After all, no human being is perfect and we will all make mistakes from time to time. Admittedly, sometimes some mistakes come with a greater price than others. Some of us are able to rebound while others simply fall by the wayside.
The Tremaine Shaw story is perhaps symbolic of this concept and he is now ready to resume his young basketball career in 2015.
Competition in contact sports is very instinctive and things can happen in the heat of the moment that aren’t necessarily premeditated. However, we then have to live with the consequences of our actions.
On the other hand, it is to our benefit to sit down and reflect after the emotional rivers are dried up and analyze our actions and reach the objective conclusions that will create a new stream of life.
It takes a big person to do this and then admit that they may have contributed to any negative fallout in a particular situation.
But it takes an even bigger person to say sorry and beg for a second chance. This opens the way for those who are at the seat of justice to consider all matters and use their discretion in determining how an accused should be dealt with.
This seems to have been the course taken and I am among those who are happy that the basketball authorities have seen it fit to redeem Shaw by reviewing his lifetime ban and reducing it to a more compassionate and reasonable sentence.

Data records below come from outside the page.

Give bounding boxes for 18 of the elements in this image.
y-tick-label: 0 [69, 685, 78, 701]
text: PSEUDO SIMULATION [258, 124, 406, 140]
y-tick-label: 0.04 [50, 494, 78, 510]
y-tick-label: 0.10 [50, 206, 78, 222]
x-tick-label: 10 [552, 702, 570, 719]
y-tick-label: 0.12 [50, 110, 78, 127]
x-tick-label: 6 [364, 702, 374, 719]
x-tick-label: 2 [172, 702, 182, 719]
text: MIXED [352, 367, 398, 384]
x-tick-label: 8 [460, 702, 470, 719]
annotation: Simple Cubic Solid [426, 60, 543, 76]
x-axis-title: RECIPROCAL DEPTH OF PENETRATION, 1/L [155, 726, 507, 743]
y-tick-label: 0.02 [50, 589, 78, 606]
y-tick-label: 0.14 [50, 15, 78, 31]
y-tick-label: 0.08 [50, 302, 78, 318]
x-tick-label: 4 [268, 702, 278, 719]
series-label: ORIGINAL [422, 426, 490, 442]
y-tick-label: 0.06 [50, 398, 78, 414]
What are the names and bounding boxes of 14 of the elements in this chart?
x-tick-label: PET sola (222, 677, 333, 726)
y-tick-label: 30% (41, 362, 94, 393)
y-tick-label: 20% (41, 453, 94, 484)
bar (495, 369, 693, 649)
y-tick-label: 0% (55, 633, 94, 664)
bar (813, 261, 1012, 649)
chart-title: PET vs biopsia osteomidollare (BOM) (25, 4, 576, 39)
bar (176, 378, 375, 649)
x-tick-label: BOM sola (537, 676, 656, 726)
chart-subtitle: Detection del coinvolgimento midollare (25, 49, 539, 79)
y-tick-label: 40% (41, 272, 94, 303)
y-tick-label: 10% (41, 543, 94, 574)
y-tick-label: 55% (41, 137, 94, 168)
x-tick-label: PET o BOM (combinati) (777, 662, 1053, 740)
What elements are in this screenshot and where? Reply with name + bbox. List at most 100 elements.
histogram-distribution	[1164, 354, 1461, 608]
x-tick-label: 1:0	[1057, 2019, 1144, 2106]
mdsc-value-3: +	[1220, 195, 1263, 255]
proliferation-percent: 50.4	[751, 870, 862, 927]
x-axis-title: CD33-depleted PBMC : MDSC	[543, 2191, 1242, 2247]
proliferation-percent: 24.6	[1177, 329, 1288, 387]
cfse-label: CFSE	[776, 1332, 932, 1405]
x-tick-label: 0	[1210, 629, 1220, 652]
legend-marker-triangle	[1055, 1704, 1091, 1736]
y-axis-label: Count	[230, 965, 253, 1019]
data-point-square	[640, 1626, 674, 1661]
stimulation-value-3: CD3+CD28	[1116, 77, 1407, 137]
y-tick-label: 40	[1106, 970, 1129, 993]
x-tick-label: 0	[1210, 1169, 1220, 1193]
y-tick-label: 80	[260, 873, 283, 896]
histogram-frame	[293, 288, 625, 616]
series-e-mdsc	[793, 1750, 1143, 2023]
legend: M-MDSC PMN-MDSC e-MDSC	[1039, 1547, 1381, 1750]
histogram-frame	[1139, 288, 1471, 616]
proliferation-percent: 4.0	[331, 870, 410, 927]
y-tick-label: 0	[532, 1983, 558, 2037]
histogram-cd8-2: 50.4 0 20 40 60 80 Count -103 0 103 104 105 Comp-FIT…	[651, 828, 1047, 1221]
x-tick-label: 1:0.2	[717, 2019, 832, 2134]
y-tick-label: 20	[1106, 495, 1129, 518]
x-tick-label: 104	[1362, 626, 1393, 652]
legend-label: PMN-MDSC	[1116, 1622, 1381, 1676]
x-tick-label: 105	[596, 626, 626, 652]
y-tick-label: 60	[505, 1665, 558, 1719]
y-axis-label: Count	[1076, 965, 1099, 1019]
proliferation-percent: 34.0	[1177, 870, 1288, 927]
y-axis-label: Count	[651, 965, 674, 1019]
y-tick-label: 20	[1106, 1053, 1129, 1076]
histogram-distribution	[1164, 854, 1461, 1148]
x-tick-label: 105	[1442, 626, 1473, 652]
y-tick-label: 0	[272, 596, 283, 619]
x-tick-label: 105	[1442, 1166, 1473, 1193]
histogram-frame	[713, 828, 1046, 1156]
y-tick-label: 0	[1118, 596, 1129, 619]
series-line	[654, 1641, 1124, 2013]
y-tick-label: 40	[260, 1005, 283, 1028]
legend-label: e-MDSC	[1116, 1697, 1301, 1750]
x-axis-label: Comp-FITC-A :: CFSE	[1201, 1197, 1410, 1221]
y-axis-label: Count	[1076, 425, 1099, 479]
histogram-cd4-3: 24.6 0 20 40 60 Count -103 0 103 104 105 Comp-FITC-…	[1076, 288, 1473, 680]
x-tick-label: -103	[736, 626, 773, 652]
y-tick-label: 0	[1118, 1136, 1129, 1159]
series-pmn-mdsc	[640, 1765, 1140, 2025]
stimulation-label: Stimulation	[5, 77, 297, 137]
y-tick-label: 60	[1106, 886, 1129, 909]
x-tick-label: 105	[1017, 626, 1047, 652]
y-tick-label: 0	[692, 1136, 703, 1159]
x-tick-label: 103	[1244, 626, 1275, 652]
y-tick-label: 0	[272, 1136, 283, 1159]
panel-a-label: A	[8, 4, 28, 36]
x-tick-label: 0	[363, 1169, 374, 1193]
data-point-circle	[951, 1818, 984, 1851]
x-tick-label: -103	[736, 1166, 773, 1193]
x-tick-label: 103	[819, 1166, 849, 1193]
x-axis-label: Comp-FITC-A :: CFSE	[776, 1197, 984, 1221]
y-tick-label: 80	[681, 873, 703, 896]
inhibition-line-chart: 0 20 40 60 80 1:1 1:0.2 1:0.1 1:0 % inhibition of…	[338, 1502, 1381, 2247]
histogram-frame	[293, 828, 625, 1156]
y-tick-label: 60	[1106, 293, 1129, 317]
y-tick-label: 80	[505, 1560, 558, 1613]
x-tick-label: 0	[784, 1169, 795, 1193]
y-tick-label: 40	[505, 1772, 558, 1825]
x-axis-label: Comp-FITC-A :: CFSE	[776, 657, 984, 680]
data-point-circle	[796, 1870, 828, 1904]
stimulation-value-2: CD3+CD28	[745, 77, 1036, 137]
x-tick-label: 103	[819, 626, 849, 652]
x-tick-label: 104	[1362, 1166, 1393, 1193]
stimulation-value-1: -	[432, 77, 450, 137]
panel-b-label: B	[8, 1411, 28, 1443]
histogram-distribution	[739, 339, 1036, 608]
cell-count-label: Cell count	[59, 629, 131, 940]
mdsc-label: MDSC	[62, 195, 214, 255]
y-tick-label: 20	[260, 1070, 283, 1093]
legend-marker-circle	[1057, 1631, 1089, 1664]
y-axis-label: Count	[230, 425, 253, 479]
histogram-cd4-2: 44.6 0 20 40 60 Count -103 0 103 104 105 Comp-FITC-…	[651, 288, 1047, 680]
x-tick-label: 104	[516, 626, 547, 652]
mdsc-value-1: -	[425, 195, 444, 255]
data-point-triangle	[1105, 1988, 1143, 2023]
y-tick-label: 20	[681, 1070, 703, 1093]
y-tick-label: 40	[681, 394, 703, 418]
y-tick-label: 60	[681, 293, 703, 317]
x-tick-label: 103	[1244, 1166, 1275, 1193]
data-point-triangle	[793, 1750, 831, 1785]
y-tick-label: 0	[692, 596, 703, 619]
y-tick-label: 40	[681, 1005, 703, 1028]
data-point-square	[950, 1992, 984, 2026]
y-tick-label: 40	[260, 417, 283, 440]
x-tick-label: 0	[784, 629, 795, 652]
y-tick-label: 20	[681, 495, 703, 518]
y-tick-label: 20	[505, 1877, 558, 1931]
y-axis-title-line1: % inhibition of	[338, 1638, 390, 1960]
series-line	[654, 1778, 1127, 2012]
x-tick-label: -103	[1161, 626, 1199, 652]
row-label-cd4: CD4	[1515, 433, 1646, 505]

It would have been extremely harsh that one moment of impulse should cost him a career in a discipline that he obviously loves with unwavering passion.
I am not suggesting for a second that he was right to physically assault another player on a basketball court, because wrong is wrong, even if we feel at a particular moment that we were justified to retaliate because of the pressures of circumstance.

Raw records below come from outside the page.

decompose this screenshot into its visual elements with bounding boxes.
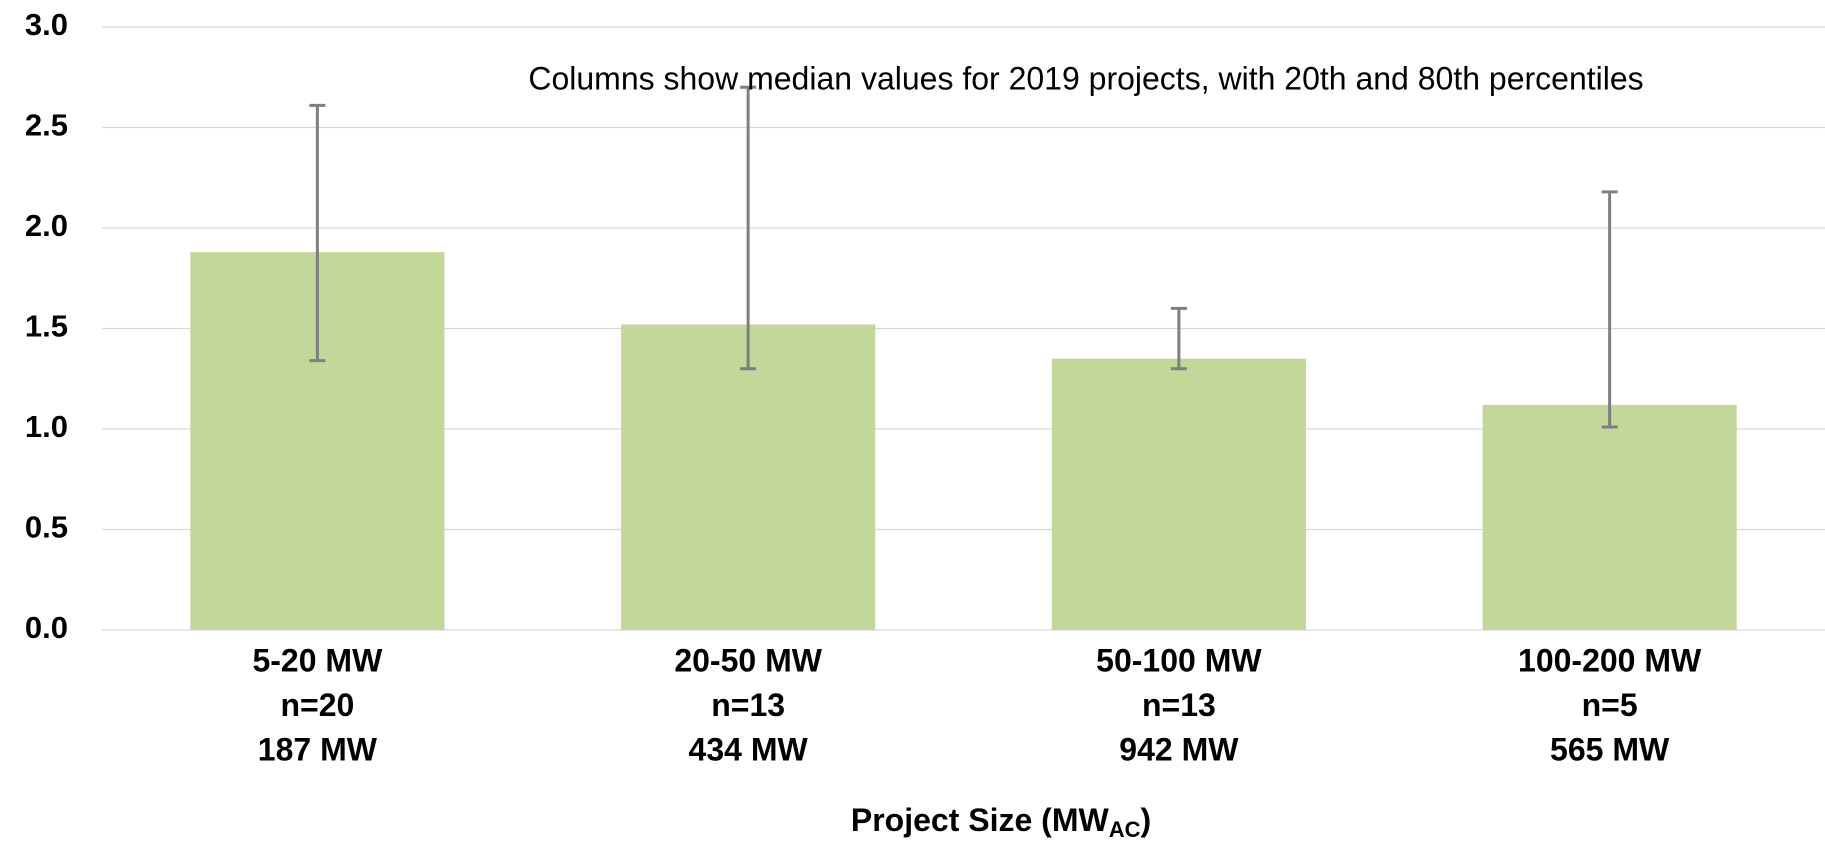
x-axis-label-text: Project Size (MW — [851, 802, 1110, 838]
y-tick-label: 0.0 — [25, 610, 68, 645]
y-tick-label: 2.5 — [25, 108, 68, 143]
x-tick-label: n=20 — [280, 687, 354, 723]
x-axis-label-suffix: ) — [1140, 802, 1151, 838]
x-tick-label: 187 MW — [258, 731, 378, 767]
x-tick-label: 100-200 MW — [1518, 642, 1702, 678]
bar — [621, 324, 876, 630]
x-tick-label: 5-20 MW — [252, 642, 383, 678]
x-axis-label: Project Size (MWAC) — [851, 802, 1151, 841]
bar — [1482, 404, 1737, 630]
bar — [1051, 358, 1306, 630]
x-tick-label: 20-50 MW — [674, 642, 822, 678]
y-tick-label: 3.0 — [25, 7, 68, 42]
x-tick-label: 942 MW — [1119, 731, 1239, 767]
y-tick-label: 1.5 — [25, 309, 68, 344]
x-tick-label: n=5 — [1582, 687, 1638, 723]
x-axis-label-subscript: AC — [1109, 817, 1141, 842]
x-tick-label: 565 MW — [1550, 731, 1670, 767]
x-tick-label: n=13 — [711, 687, 785, 723]
x-tick-label: n=13 — [1142, 687, 1216, 723]
x-tick-label: 50-100 MW — [1096, 642, 1262, 678]
y-tick-label: 2.0 — [25, 208, 68, 243]
annotation: Columns show median values for 2019 proj… — [528, 60, 1643, 96]
y-tick-label: 0.5 — [25, 510, 68, 545]
y-tick-label: 1.0 — [25, 409, 68, 444]
x-tick-label: 434 MW — [689, 731, 809, 767]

So, in Shaw’s case he committed an unsavoury act, was tried and convicted. The question always was, though, whether the sentence was justified. At the time many people believed it was too harsh.
We should also take note of the fact that members of the opposing club involved in the fracas sought mitigation on Shaw’s behalf and that had to be significant in the review of his punishment.
I would like to point out that those who are in a position to discipline others are also human and they too might on occasions come to conclusions highly influenced by emotions and that is perhaps the worst time to pass judgement on others.
There is a distinct possibility that their own judgement can be flawed depending on how much publicity the case was given and public expectations on what the outcome should be. This could induce additional pressures to make a decision that pleases the majority.
Again, I’m not stating emphatically that that was the situation in Shaw’s case but the possibility exists because of the human factor involved.
Not only that, I think those who sanctioned him must have asked themselves in a quiet moment what would happen to someone so young if he wasn’t permitted any longer to be constructively engaged in something he loves doing.
Would it rest on their conscience if, God forbid, Shaw allowed the devil to find work for his idle hands and bad got worse?
While we should never encourage indiscipline in any form we must also assess the possible consequences for someone’s life especially if that person didn’t commit an offence worthy of an extravagant punishment.
It’s enough to say that Shaw showed remorse and has been given a second chance to resume playing much sooner than he anticipated.
On another matter, I hope the basketball authorities seek opportunities to find competition for our national teams even though this year’s Caribbean Championships have been cancelled. Maybe, a weekend two-match series against one of our Caribbean neighbours can be arranged.
No national team should go a year without tasting competition that can serve to indicate where they are at on the developmental scale.